Students of color with disabilities are being pushed into the school-to-prison pipeline, study finds
Exclusionary discipline practices in K-12 schools—suspension, expulsion and other disciplinary actions that take a student away from the classroom—raise the chances that a student will repeat a grade, drop out or end up in the criminal justice system. And students of color who have disabilities are disproportionately likely to face that kind of discipline.

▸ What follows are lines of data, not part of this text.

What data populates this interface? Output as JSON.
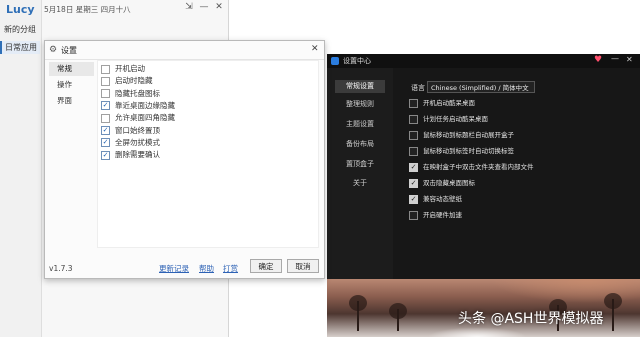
{
  "lucy": {
    "app_name": "Lucy",
    "date": "5月18日 星期三 四月十八",
    "new_group": "新的分组",
    "daily_apps": "日常应用",
    "pin_glyph": "⇲",
    "min_glyph": "—",
    "close_glyph": "✕"
  },
  "settings_dialog": {
    "title": "设置",
    "tabs": [
      "常规",
      "操作",
      "界面"
    ],
    "options": [
      {
        "label": "开机启动",
        "checked": false
      },
      {
        "label": "启动时隐藏",
        "checked": false
      },
      {
        "label": "隐藏托盘图标",
        "checked": false
      },
      {
        "label": "靠近桌面边缘隐藏",
        "checked": true
      },
      {
        "label": "允许桌面四角隐藏",
        "checked": false
      },
      {
        "label": "窗口始终置顶",
        "checked": true
      },
      {
        "label": "全屏勿扰模式",
        "checked": true
      },
      {
        "label": "删除需要确认",
        "checked": true
      }
    ],
    "version": "v1.7.3",
    "links": [
      "更新记录",
      "帮助",
      "打赏"
    ],
    "ok_label": "确定",
    "cancel_label": "取消"
  },
  "settings_center": {
    "title": "设置中心",
    "nav": [
      "常规设置",
      "整理规则",
      "主题设置",
      "备份布局",
      "置顶盒子",
      "关于"
    ],
    "language_label": "语言",
    "language_value": "Chinese (Simplified) / 简体中文",
    "options": [
      {
        "label": "开机启动酷呆桌面",
        "checked": false
      },
      {
        "label": "计划任务启动酷呆桌面",
        "checked": false
      },
      {
        "label": "鼠标移动到标题栏自动展开盒子",
        "checked": false
      },
      {
        "label": "鼠标移动到标签时自动切换标签",
        "checked": false
      },
      {
        "label": "在映射盒子中双击文件夹查看内部文件",
        "checked": true
      },
      {
        "label": "双击隐藏桌面图标",
        "checked": true
      },
      {
        "label": "兼容动态壁纸",
        "checked": true
      },
      {
        "label": "开启硬件加速",
        "checked": false
      }
    ]
  },
  "watermark": "头条 @ASH世界模拟器",
  "colors": {
    "accent_blue": "#2f6fb7",
    "dark_bg": "#171717",
    "heart": "#ff4f6d"
  }
}
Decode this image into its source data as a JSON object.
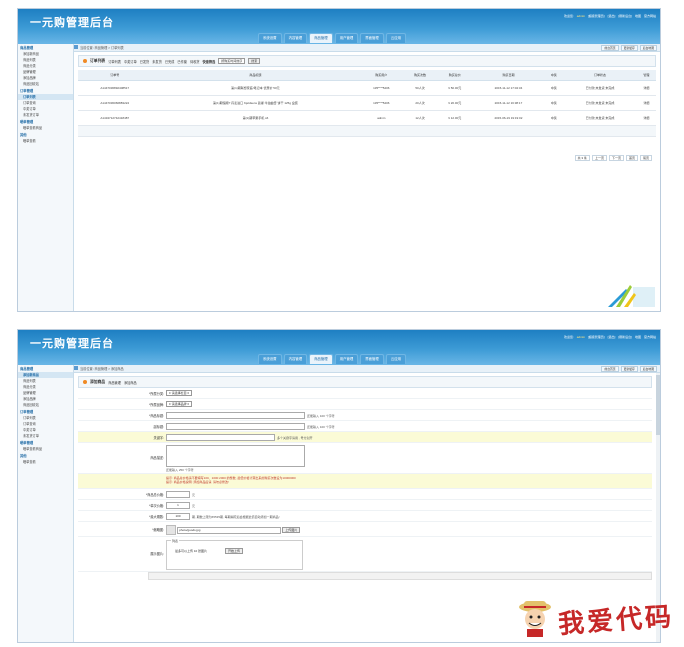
{
  "app": {
    "logo": "一元购管理后台",
    "user_links": [
      "欢迎您:",
      "admin",
      "[超级管理员]",
      "[退出]",
      "[刷新后台]",
      "地图",
      "官方网站"
    ],
    "nav_tabs": [
      "系统设置",
      "内容管理",
      "商品管理",
      "用户管理",
      "界面管理",
      "云应用"
    ],
    "active_tab": "商品管理",
    "quick_buttons": [
      "前台首页",
      "更新缓存",
      "后台地图"
    ]
  },
  "sidebar": {
    "groups": [
      {
        "title": "商品管理",
        "items": [
          "添加新商品",
          "商品列表",
          "商品分类",
          "品牌管理",
          "添加品牌",
          "商品回收站"
        ]
      },
      {
        "title": "订单管理",
        "items": [
          "订单列表",
          "订单查询",
          "中奖订单",
          "未发货订单"
        ]
      },
      {
        "title": "晒单管理",
        "items": [
          "晒单查看商品"
        ]
      },
      {
        "title": "其他",
        "items": [
          "晒单查看"
        ]
      }
    ]
  },
  "screen1": {
    "breadcrumb": "当前位置: 商品管理 > 订单列表",
    "active_side_item": "订单列表",
    "toolbar": {
      "title": "订单列表",
      "links": [
        "订单列表",
        "中奖订单",
        "已发货",
        "未发货",
        "已完成",
        "已作废",
        "待收货",
        "快速筛选"
      ],
      "select_value": "按购买时间倒序",
      "button": "搜索"
    },
    "columns": [
      "订单号",
      "商品标题",
      "购买用户",
      "购买次数",
      "购买总价",
      "购买日期",
      "中奖",
      "订单状态",
      "管理"
    ],
    "rows": [
      [
        "A1447036892408517",
        "第(1)期联想家庭/笔记本 优惠价 50元",
        "135****5206",
        "50人次",
        "¥ 50.00元",
        "2015-11-12 17:04:34",
        "中奖",
        "已付款,未发货,未完成",
        "详细"
      ],
      [
        "A1447036066883224",
        "第(1)期恒顺?  丹麦进口 Kjeldsens 蓝罐 牛油曲奇 饼干 125g 盒装",
        "135****5206",
        "20人次",
        "¥ 20.00元",
        "2015-11-12 16:38:17",
        "中奖",
        "已付款,未发货,未完成",
        "详细"
      ],
      [
        "A1434712742418487",
        "第(1)期苹果手机 s6",
        "admin",
        "12人次",
        "¥ 12.00元",
        "2015-06-19 19:19:02",
        "中奖",
        "已付款,未发货,未完成",
        "详细"
      ]
    ],
    "pager": [
      "共 3 条",
      "上一页",
      "下一页",
      "首页",
      "尾页"
    ]
  },
  "screen2": {
    "breadcrumb": "当前位置: 商品管理 > 添加商品",
    "active_side_item": "添加新商品",
    "toolbar": {
      "title": "添加商品",
      "links": [
        "商品管理",
        "添加商品"
      ]
    },
    "form": {
      "category_label": "*所属分类:",
      "category_value": "≡ 请选择栏目 ≡",
      "brand_label": "*所属品牌:",
      "brand_value": "≡ 请选择品牌 ≡",
      "title_label": "*商品标题:",
      "title_hint": "还能输入 100 个字符",
      "subtitle_label": "副标题:",
      "subtitle_hint": "还能输入 100 个字符",
      "keyword_label": "关键字:",
      "keyword_hint": "多个关键字请用 , 号分割开",
      "desc_label": "商品描述:",
      "desc_hint": "还能输入 250 个字符",
      "note1": "提示: 商品总价格请不要填写100、1000 2000 的整数, 最低价格计算出来的购买次数设为10000000",
      "note2": "提示: 商品价格说明: 添加商品后请, 请勿必修改!",
      "price_label": "*商品总价格:",
      "price_value": "",
      "price_unit": "元",
      "single_label": "*单次价格:",
      "single_value": "1",
      "single_unit": "元",
      "max_label": "*最大期数:",
      "max_value": "100",
      "max_hint": "期, 期数上限为65535期, 每期揭晓后会根据此值自动添加一期商品!",
      "thumb_label": "*缩略图:",
      "thumb_value": "photo/goods.jpg",
      "thumb_button": "上传图片",
      "album_label": "展示图片:",
      "album_legend": "列表",
      "album_hint": "最多可以上传 10 张图片",
      "album_button": "开始上传"
    }
  },
  "watermark": {
    "text": "我爱代码"
  }
}
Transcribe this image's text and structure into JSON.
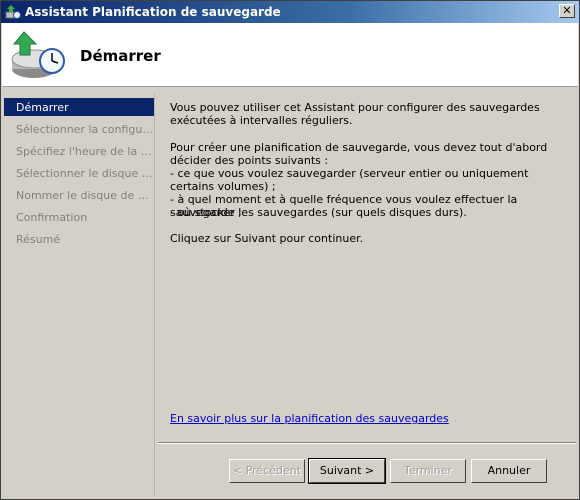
{
  "window": {
    "title": "Assistant Planification de sauvegarde",
    "close_glyph": "✕"
  },
  "header": {
    "title": "Démarrer",
    "icon": "backup-clock-icon"
  },
  "nav": {
    "items": [
      {
        "label": "Démarrer",
        "active": true
      },
      {
        "label": "Sélectionner la configu...",
        "active": false
      },
      {
        "label": "Spécifiez l'heure de la s...",
        "active": false
      },
      {
        "label": "Sélectionner le disque ...",
        "active": false
      },
      {
        "label": "Nommer le disque de d...",
        "active": false
      },
      {
        "label": "Confirmation",
        "active": false
      },
      {
        "label": "Résumé",
        "active": false
      }
    ]
  },
  "content": {
    "intro": "Vous pouvez utiliser cet Assistant pour configurer des sauvegardes exécutées à intervalles réguliers.",
    "decide": "Pour créer une planification de sauvegarde, vous devez tout d'abord décider des points suivants :",
    "bullet1": "-  ce que vous voulez sauvegarder (serveur entier ou uniquement certains volumes) ;",
    "bullet2": "-  à quel moment et à quelle fréquence vous voulez effectuer la sauvegarde ;",
    "bullet3": "-  où stocker les sauvegardes (sur quels disques durs).",
    "continue": "Cliquez sur Suivant pour continuer.",
    "learn_more": "En savoir plus sur la planification des sauvegardes"
  },
  "buttons": {
    "previous": "< Précédent",
    "next": "Suivant >",
    "finish": "Terminer",
    "cancel": "Annuler"
  },
  "colors": {
    "selection": "#0a246a",
    "link": "#0000cc",
    "face": "#d4d0c8"
  }
}
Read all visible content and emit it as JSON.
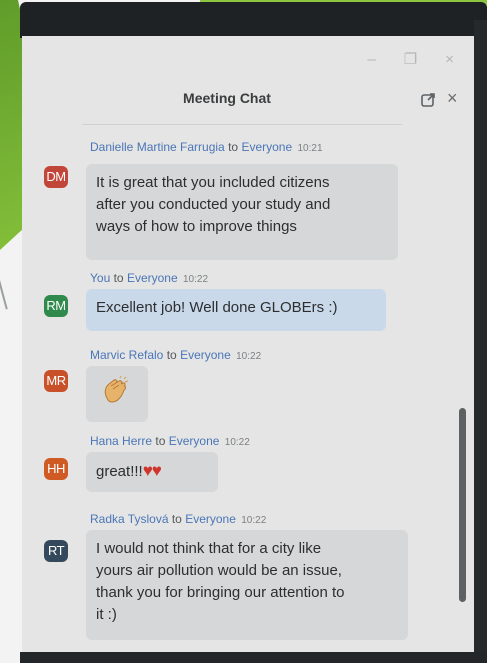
{
  "window": {
    "title": "Meeting Chat",
    "controls": {
      "minimize": "–",
      "restore": "❐",
      "close": "×"
    },
    "close_label": "×"
  },
  "messages": [
    {
      "sender": "Danielle Martine Farrugia",
      "to_word": "to",
      "recipient": "Everyone",
      "time": "10:21",
      "initials": "DM",
      "avatar_color": "#c2453a",
      "text": "It is great that you included citizens\nafter you conducted your study and\nways of how to improve things"
    },
    {
      "sender": "You",
      "to_word": "to",
      "recipient": "Everyone",
      "time": "10:22",
      "initials": "RM",
      "avatar_color": "#2f8a4c",
      "text": "Excellent job! Well done GLOBErs :)"
    },
    {
      "sender": "Marvic Refalo",
      "to_word": "to",
      "recipient": "Everyone",
      "time": "10:22",
      "initials": "MR",
      "avatar_color": "#c8512a",
      "text": ""
    },
    {
      "sender": "Hana Herre",
      "to_word": "to",
      "recipient": "Everyone",
      "time": "10:22",
      "initials": "HH",
      "avatar_color": "#cf5a23",
      "text": "great!!!",
      "emoji": "♥♥"
    },
    {
      "sender": "Radka Tyslová",
      "to_word": "to",
      "recipient": "Everyone",
      "time": "10:22",
      "initials": "RT",
      "avatar_color": "#344a5c",
      "text": "I would not think that for a city like\nyours air pollution would be an issue,\nthank you for bringing our attention to\nit :)"
    }
  ],
  "colors": {
    "sender_name": "#4b76b7",
    "bubble": "#d6d7d8",
    "own_bubble": "#c9d9ea",
    "accent_green": "#8cc53e"
  },
  "icons": [
    "popout-icon",
    "close-icon",
    "clap-emoji",
    "heart-emoji"
  ]
}
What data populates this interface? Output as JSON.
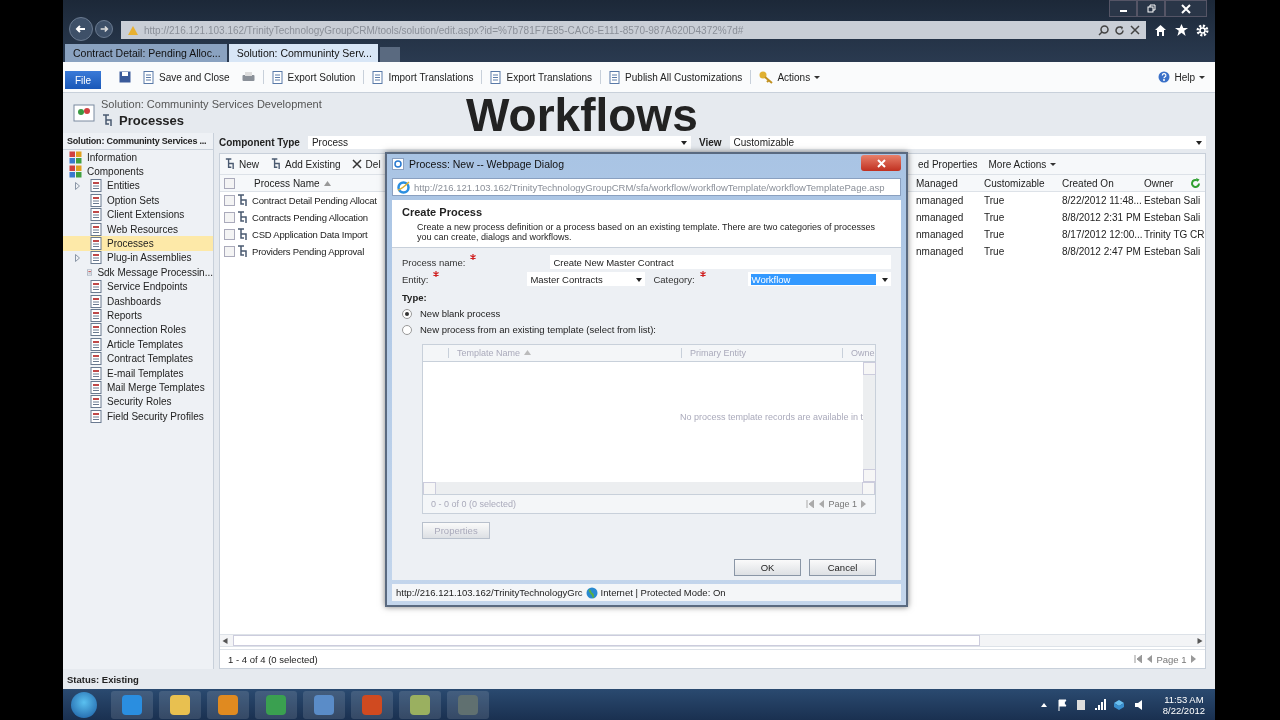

That was part of the findings of a new report released Tuesday from the U.S. Commission on Civil Rights, Beyond Suspensions: Examining School Discipline Policies and Connections to the School-to-Prison Pipeline for Students of Color with Disabilities. Drawing on research and expert testimony, the report calls on schools to reform exclusionary discipline and heavy law enforcement involvement—and asks the federal government to help.
“Our very strong hope is that readers of this report will take away the urgent, pressing need for addressing civil rights and nondiscrimination with respect to the imposition of discipline in schools,” says Catherine Lhamon, chair of the commission, “and a recognition that students of color with disabilities are especially vulnerable.”
The “school-to-prison pipeline” is the idea that certain kinds of school discipline push students toward involvement in the juvenile or adult justice systems. As the ABA House of Delegates noted in 2016’s Resolution 115, the harmful effects of school discipline affect students who are different in some way in numbers disproportionate to their share of the student population.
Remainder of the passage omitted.